Sunday: NASA Asteroid Lander To Return With Samples

ABC News reports:

An asteroid NASA’s been tracking for nearly 25 years could impact Earth in the future, a new report reveals. First discovered in 1999, Bennu, the near-Earth asteroid, could possibly drift into the planet’s orbit and could hit the planet by September 2182, according to the OSIRIS-REx science team.

Bennu passes near Earth every six years and has had three close encounters with Earth in 1999, 2005, and 2011, experts said in the ScienceDirect study. There is a 1 in 2,700, or 0.037% chance that Bennu could hit Earth by 2182, scientists said.
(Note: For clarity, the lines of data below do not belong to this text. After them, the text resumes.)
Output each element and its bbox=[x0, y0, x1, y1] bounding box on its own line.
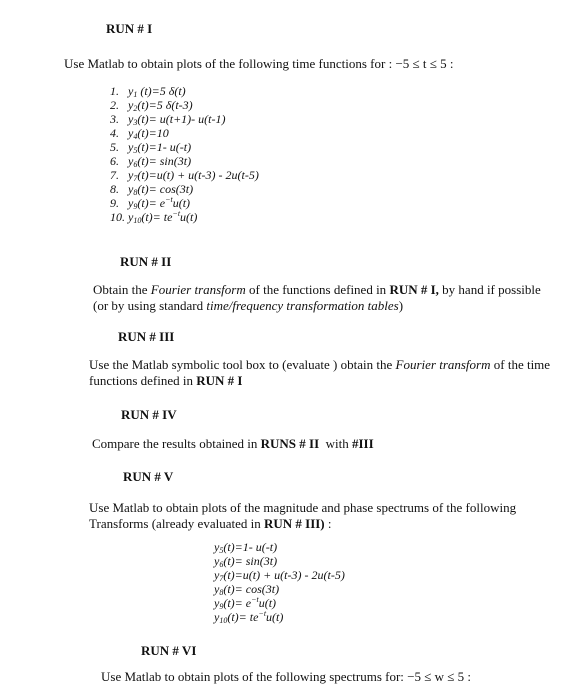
function-subscript: 1 bbox=[133, 90, 138, 99]
function-subscript: 2 bbox=[133, 104, 138, 113]
run4-runs2-ref: RUNS # II bbox=[260, 436, 320, 451]
item-number: 7. bbox=[110, 168, 119, 182]
function-name: y bbox=[214, 554, 220, 568]
function-subscript: 5 bbox=[219, 546, 224, 555]
function-expression: (t)= te bbox=[141, 210, 173, 224]
function-name: y bbox=[128, 112, 134, 126]
exponent: −t bbox=[251, 595, 259, 604]
run1-item bbox=[110, 182, 259, 196]
function-expression: (t)= sin(3t) bbox=[223, 554, 278, 568]
run3-text-1: Use the Matlab symbolic tool box to (evaluate ) obtain the bbox=[89, 357, 396, 372]
function-subscript: 9 bbox=[219, 602, 224, 611]
run5-text-1: Use Matlab to obtain plots of the magnitude and phase spectrums of the following Transforms (already evaluated in bbox=[89, 500, 517, 531]
function-subscript: 6 bbox=[133, 160, 138, 169]
function-subscript: 7 bbox=[133, 174, 138, 183]
exponent: −t bbox=[258, 609, 267, 618]
run2-text-4: ) bbox=[398, 298, 404, 313]
run5-run3-ref: RUN # III) bbox=[263, 516, 325, 531]
function-expression: (t)=u(t) + u(t-3) - 2u(t-5) bbox=[223, 568, 345, 582]
function-expression: (t)=5 δ(t) bbox=[137, 84, 186, 98]
function-subscript: 8 bbox=[219, 588, 224, 597]
run2-text-1: Obtain the bbox=[93, 282, 151, 297]
run3-run1-ref: RUN # I bbox=[196, 373, 243, 388]
function-expression: (t)=10 bbox=[137, 126, 169, 140]
item-number: 9. bbox=[110, 196, 119, 210]
function-expression: (t)= sin(3t) bbox=[137, 154, 192, 168]
function-name: y bbox=[214, 540, 220, 554]
run3-fourier-transform: Fourier transform bbox=[395, 357, 491, 372]
run5-item bbox=[214, 596, 345, 610]
run1-intro-text: Use Matlab to obtain plots of the following time functions for : bbox=[64, 56, 393, 71]
run1-item bbox=[110, 140, 259, 154]
run6-range: −5 ≤ w ≤ 5 : bbox=[407, 669, 472, 684]
function-subscript: 8 bbox=[133, 188, 138, 197]
run5-item bbox=[214, 554, 345, 568]
run2-fourier-transform: Fourier transform bbox=[150, 282, 246, 297]
run5-paragraph bbox=[89, 500, 551, 532]
function-name: y bbox=[214, 596, 220, 610]
function-expression: (t)= e bbox=[137, 196, 166, 210]
function-expression: (t)=5 δ(t-3) bbox=[137, 98, 193, 112]
run1-item bbox=[110, 84, 259, 98]
function-name: y bbox=[128, 126, 134, 140]
function-name: y bbox=[128, 98, 134, 112]
function-name: y bbox=[214, 610, 220, 624]
run1-function-list bbox=[110, 84, 259, 224]
run5-item bbox=[214, 540, 345, 554]
item-number: 8. bbox=[110, 182, 119, 196]
run6-intro-text: Use Matlab to obtain plots of the following spectrums for: bbox=[101, 669, 404, 684]
item-number: 1. bbox=[110, 84, 119, 98]
run3-heading: RUN # III bbox=[118, 329, 175, 344]
run1-item bbox=[110, 196, 259, 210]
run4-run3-ref: #III bbox=[352, 436, 374, 451]
run1-item bbox=[110, 126, 259, 140]
function-expression: (t)= u(t+1)- u(t-1) bbox=[137, 112, 226, 126]
function-subscript: 7 bbox=[219, 574, 224, 583]
run2-paragraph bbox=[93, 282, 548, 314]
run3-text-2: of the time functions defined in bbox=[89, 357, 551, 388]
run1-item bbox=[110, 154, 259, 168]
function-tail: u(t) bbox=[172, 196, 191, 210]
item-number: 5. bbox=[110, 140, 119, 154]
function-tail: u(t) bbox=[266, 610, 284, 624]
run5-item bbox=[214, 582, 345, 596]
function-name: y bbox=[128, 154, 134, 168]
run1-intro bbox=[64, 56, 454, 72]
run5-item bbox=[214, 610, 345, 624]
function-subscript: 4 bbox=[133, 132, 138, 141]
run3-paragraph bbox=[89, 357, 551, 389]
function-name: y bbox=[214, 582, 220, 596]
function-name: y bbox=[128, 84, 134, 98]
run4-paragraph bbox=[92, 436, 374, 452]
function-name: y bbox=[128, 168, 134, 182]
run4-text-2: with bbox=[319, 436, 352, 451]
exponent: −t bbox=[172, 209, 181, 218]
run6-heading: RUN # VI bbox=[141, 643, 197, 658]
function-name: y bbox=[128, 182, 134, 196]
function-name: y bbox=[214, 568, 220, 582]
run5-heading: RUN # V bbox=[123, 469, 174, 484]
run5-function-list bbox=[214, 540, 345, 624]
item-number: 3. bbox=[110, 112, 119, 126]
run6-intro bbox=[101, 669, 471, 685]
function-subscript: 5 bbox=[133, 146, 138, 155]
run2-text-2: of the functions defined in bbox=[245, 282, 390, 297]
function-subscript: 9 bbox=[133, 202, 138, 211]
run4-heading: RUN # IV bbox=[121, 407, 177, 422]
function-expression: (t)= cos(3t) bbox=[137, 182, 194, 196]
function-expression: (t)= cos(3t) bbox=[223, 582, 280, 596]
function-name: y bbox=[128, 196, 134, 210]
run2-heading: RUN # II bbox=[120, 254, 172, 269]
function-subscript: 6 bbox=[219, 560, 224, 569]
run2-run1-ref: RUN # I, bbox=[389, 282, 439, 297]
function-expression: (t)=1- u(-t) bbox=[137, 140, 192, 154]
run5-item bbox=[214, 568, 345, 582]
run1-item bbox=[110, 168, 259, 182]
function-name: y bbox=[128, 210, 134, 224]
function-tail: u(t) bbox=[258, 596, 277, 610]
run2-text-3: by hand if possible (or by using standard bbox=[93, 282, 541, 313]
function-tail: u(t) bbox=[180, 210, 198, 224]
item-number: 2. bbox=[110, 98, 119, 112]
run2-tables-ref: time/frequency transformation tables bbox=[206, 298, 399, 313]
function-subscript: 10 bbox=[219, 616, 228, 625]
run1-range: −5 ≤ t ≤ 5 : bbox=[395, 56, 454, 71]
function-expression: (t)=u(t) + u(t-3) - 2u(t-5) bbox=[137, 168, 259, 182]
run4-text-1: Compare the results obtained in bbox=[92, 436, 261, 451]
function-expression: (t)=1- u(-t) bbox=[223, 540, 278, 554]
item-number: 10. bbox=[110, 210, 125, 224]
function-subscript: 3 bbox=[133, 118, 138, 127]
run1-item bbox=[110, 98, 259, 112]
item-number: 4. bbox=[110, 126, 119, 140]
function-expression: (t)= te bbox=[227, 610, 259, 624]
exponent: −t bbox=[165, 195, 173, 204]
function-expression: (t)= e bbox=[223, 596, 252, 610]
run1-heading: RUN # I bbox=[106, 21, 153, 36]
function-name: y bbox=[128, 140, 134, 154]
run1-item bbox=[110, 210, 259, 224]
function-subscript: 10 bbox=[133, 216, 142, 225]
item-number: 6. bbox=[110, 154, 119, 168]
run5-text-2: : bbox=[324, 516, 332, 531]
run1-item bbox=[110, 112, 259, 126]
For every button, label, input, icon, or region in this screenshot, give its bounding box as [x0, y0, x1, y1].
If Bennu would hit Earth, it would release 1,200 megatons of energy, which is 24 times the energy of the most manmade nuclear weapon, according to IFLScience.

Space.com reports:



On Sept. 24, 2023, NASA’s OSIRIS-REx mission will make history by returning samples of the asteroid Bennu to Earth after seven years in deep space. Launched in 2016, the OSIRIS-REx spacecraft reached asteroid Bennu in October 2020 and collected samples from the near-Earth asteroid’s surface.

It will return those samples in a special capsule and parachute, with landing set for 10 a.m. EDT (1400 GMT) at Department of Defense’s Utah Test and Training Range near Dugway, Utah. The probe is currently about 1.8 million miles (2.8 million km) away, speeding toward Earth at roughly 14,000 mph (23,000 kph).